From FDA (5/27/15): Two New FDA-Approved Treatments for adults with IBS-D
The U.S. Food and Drug Administration today approved Viberzi (eluxadoline) and Xifaxan (rifaximin), two new treatments, manufactured by two different companies, for irritable bowel syndrome with diarrhea (IBS-D) in adult men and women….
“For some people, IBS can be quite disabling, and no one medication works for all patients suffering from this gastrointestinal disorder,” said Julie Beitz, M.D., director of the Office of Drug Evaluation III in FDA’s Center for Drug Evaluation and Research. “The approval of two new therapies underscores the FDA’s commitment to providing additional treatment options for IBS patients and their doctors.”
Viberzi, which contains a new active ingredient, is taken orally twice daily with food. Viberzi activates receptors in the nervous system that can lessen bowel contractions. Viberzi is intended to treat adults with IBS-D.
Xifaxan can be taken orally three times a day for 14 days, for the treatment of abdominal pain and diarrhea in patients with IBS-D. Patients who experience a recurrence of symptoms can be retreated with a 14 day treatment course, up to two times. Xifaxan, an antibiotic derived from rifampin, was previously approved as treatment for travelers’ diarrhea caused by E. coli and for reduction of the risk in adult patients of recurring overt hepatic encephalopathy, the changes in brain function that occur when the liver is unable to remove toxins from the blood. The exact mechanism of action of Xifaxan for treatment of IBS-D is not known, but is thought to be related to changes in the bacterial content in the gastrointestinal tract.

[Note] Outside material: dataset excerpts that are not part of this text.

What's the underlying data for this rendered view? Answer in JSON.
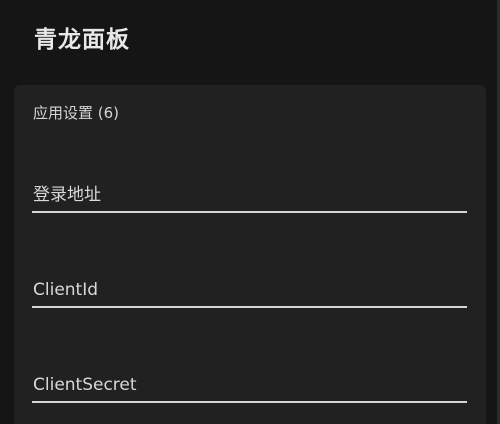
{
  "app": {
    "title": "青龙面板"
  },
  "settings": {
    "section_title": "应用设置 (6)",
    "fields": [
      {
        "label": "登录地址",
        "value": ""
      },
      {
        "label": "ClientId",
        "value": ""
      },
      {
        "label": "ClientSecret",
        "value": ""
      }
    ]
  },
  "colors": {
    "background": "#151515",
    "card": "#212121",
    "text": "#e8e8e8",
    "underline": "#d6d6d6"
  }
}
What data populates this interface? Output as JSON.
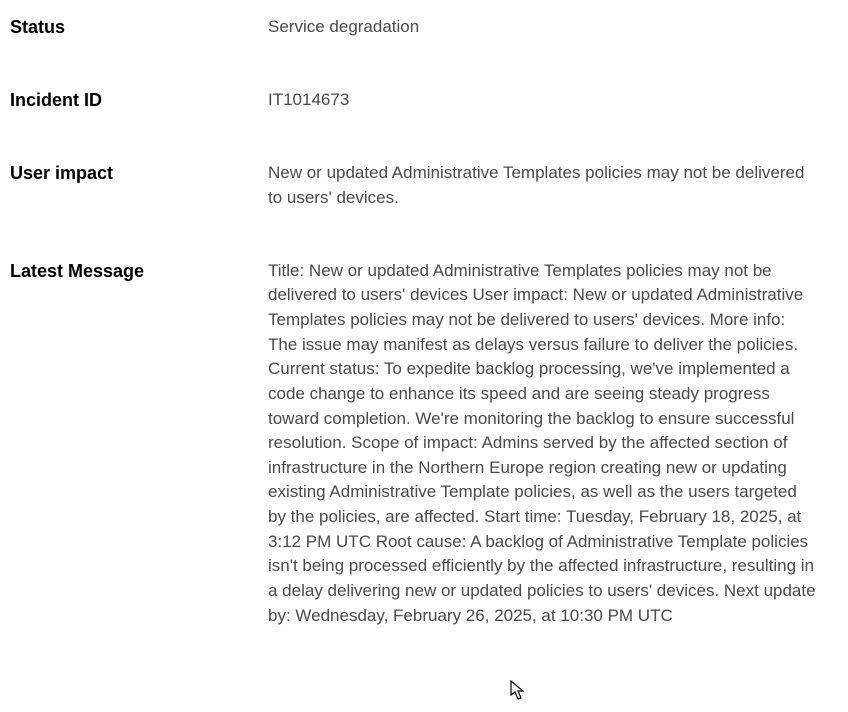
{
  "rows": {
    "status": {
      "label": "Status",
      "value": "Service degradation"
    },
    "incident_id": {
      "label": "Incident ID",
      "value": "IT1014673"
    },
    "user_impact": {
      "label": "User impact",
      "value": "New or updated Administrative Templates policies may not be delivered to users' devices."
    },
    "latest_message": {
      "label": "Latest Message",
      "value": "Title: New or updated Administrative Templates policies may not be delivered to users' devices User impact: New or updated Administrative Templates policies may not be delivered to users' devices. More info: The issue may manifest as delays versus failure to deliver the policies. Current status: To expedite backlog processing, we've implemented a code change to enhance its speed and are seeing steady progress toward completion. We're monitoring the backlog to ensure successful resolution. Scope of impact: Admins served by the affected section of infrastructure in the Northern Europe region creating new or updating existing Administrative Template policies, as well as the users targeted by the policies, are affected. Start time: Tuesday, February 18, 2025, at 3:12 PM UTC Root cause: A backlog of Administrative Template policies isn't being processed efficiently by the affected infrastructure, resulting in a delay delivering new or updated policies to users' devices. Next update by: Wednesday, February 26, 2025, at 10:30 PM UTC"
    }
  }
}
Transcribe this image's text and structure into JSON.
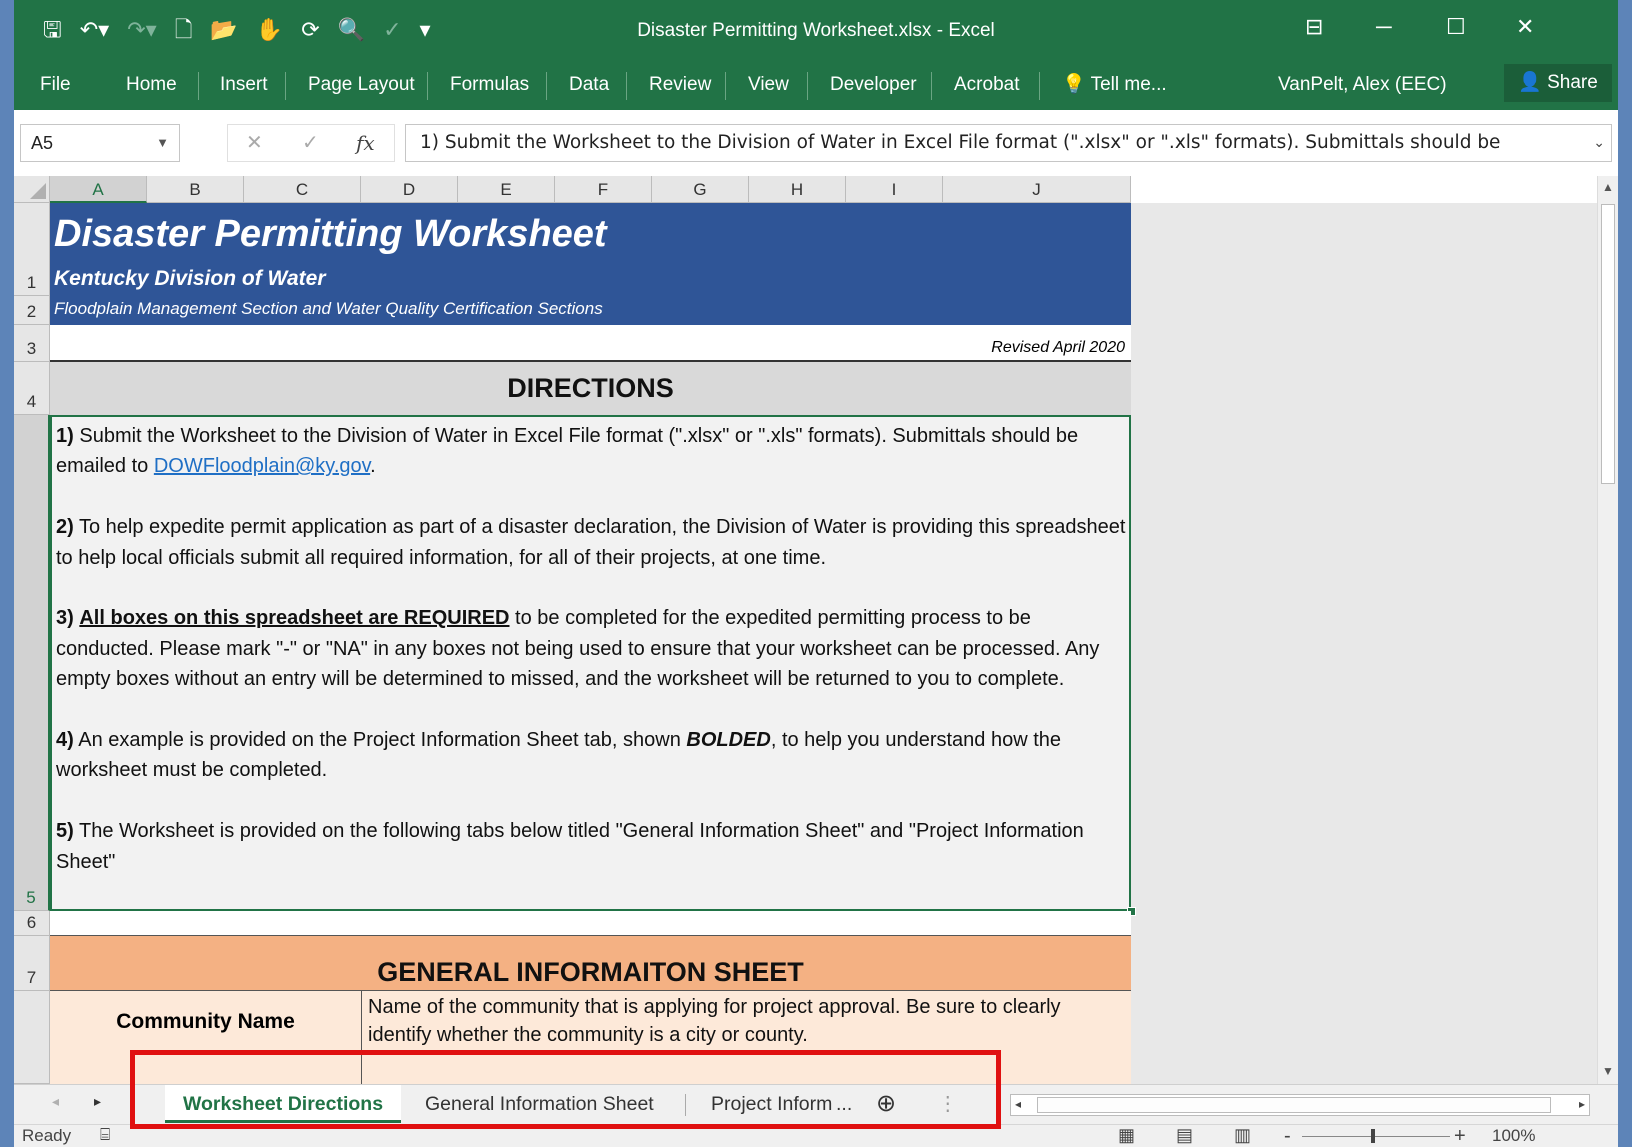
{
  "window": {
    "title": "Disaster Permitting Worksheet.xlsx - Excel",
    "controls": {
      "ribbon_display": "⊟",
      "minimize": "─",
      "maximize": "☐",
      "close": "✕"
    }
  },
  "qat": {
    "save": "🖫",
    "undo": "↶▾",
    "redo": "↷▾",
    "new": "🗋",
    "open": "📂",
    "touch": "✋",
    "sync": "⟳",
    "preview": "🔍",
    "spell": "✓",
    "more": "▾"
  },
  "ribbon": {
    "tabs": [
      "File",
      "Home",
      "Insert",
      "Page Layout",
      "Formulas",
      "Data",
      "Review",
      "View",
      "Developer",
      "Acrobat"
    ],
    "tell_me": "Tell me...",
    "tell_me_icon": "💡",
    "user": "VanPelt, Alex (EEC)",
    "share": "Share",
    "share_icon": "👤"
  },
  "formula_bar": {
    "name_box": "A5",
    "cancel": "✕",
    "enter": "✓",
    "fx": "fx",
    "formula": "1)  Submit the Worksheet to the Division of Water in Excel File format  (\".xlsx\" or \".xls\" formats).  Submittals should be",
    "expand": "⌄"
  },
  "columns": [
    "A",
    "B",
    "C",
    "D",
    "E",
    "F",
    "G",
    "H",
    "I",
    "J"
  ],
  "rows": [
    "1",
    "2",
    "3",
    "4",
    "5",
    "6",
    "7"
  ],
  "sheet": {
    "title": "Disaster Permitting Worksheet",
    "subtitle": "Kentucky Division of Water",
    "sections": "Floodplain Management Section  and  Water Quality Certification Sections",
    "revised": "Revised April 2020",
    "directions_header": "DIRECTIONS",
    "directions": {
      "d1_num": "1)",
      "d1_text": " Submit the Worksheet to the Division of Water in Excel File format  (\".xlsx\" or \".xls\" formats).  Submittals should be emailed to ",
      "d1_email": "DOWFloodplain@ky.gov",
      "d1_end": ".",
      "d2_num": "2)",
      "d2_text": " To help expedite permit application as part of a disaster declaration, the Division of Water is providing this spreadsheet to help local officials submit all required information, for all of their projects, at one time.",
      "d3_num": "3)",
      "d3_bold": "All boxes on this spreadsheet are REQUIRED",
      "d3_text": " to be completed for the expedited permitting process to be conducted.  Please mark \"-\" or \"NA\" in any boxes not being used to ensure that your worksheet can be processed.  Any empty boxes without an entry will be determined to missed, and the worksheet will be returned to you to complete.",
      "d4_num": "4)",
      "d4_text": " An example is provided on the Project Information Sheet tab, shown ",
      "d4_bold": "BOLDED",
      "d4_end": ", to help you understand how the worksheet must be completed.",
      "d5_num": "5)",
      "d5_text": " The Worksheet is provided on the following tabs below titled \"General Information Sheet\" and \"Project Information Sheet\""
    },
    "general_header": "GENERAL INFORMAITON SHEET",
    "community_label": "Community Name",
    "community_desc": "Name of the community that is applying for project approval.  Be sure to clearly identify whether the community is a city or county."
  },
  "sheet_tabs": {
    "tabs": [
      "Worksheet Directions",
      "General Information Sheet",
      "Project Inform"
    ],
    "more": "...",
    "add": "⊕",
    "prev": "◂",
    "next": "▸"
  },
  "status_bar": {
    "ready": "Ready",
    "macro_icon": "⌸",
    "zoom": "100%",
    "zoom_minus": "-",
    "zoom_plus": "+"
  },
  "colors": {
    "excel_green": "#217346",
    "banner_blue": "#2f5597",
    "highlight_red": "#e01010",
    "gen_orange": "#f4b183"
  }
}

The safety and effectiveness of Viberzi for treatment of IBS-D were established in two double-blind, placebo-controlled clinical trials…Results showed Viberzi was more effective in simultaneously reducing abdominal pain and improving stool consistency than placebo over 26 weeks of treatment.
The safety and effectiveness of Xifaxan for treatment of IBS-D were established in three double-blind, placebo-controlled trials.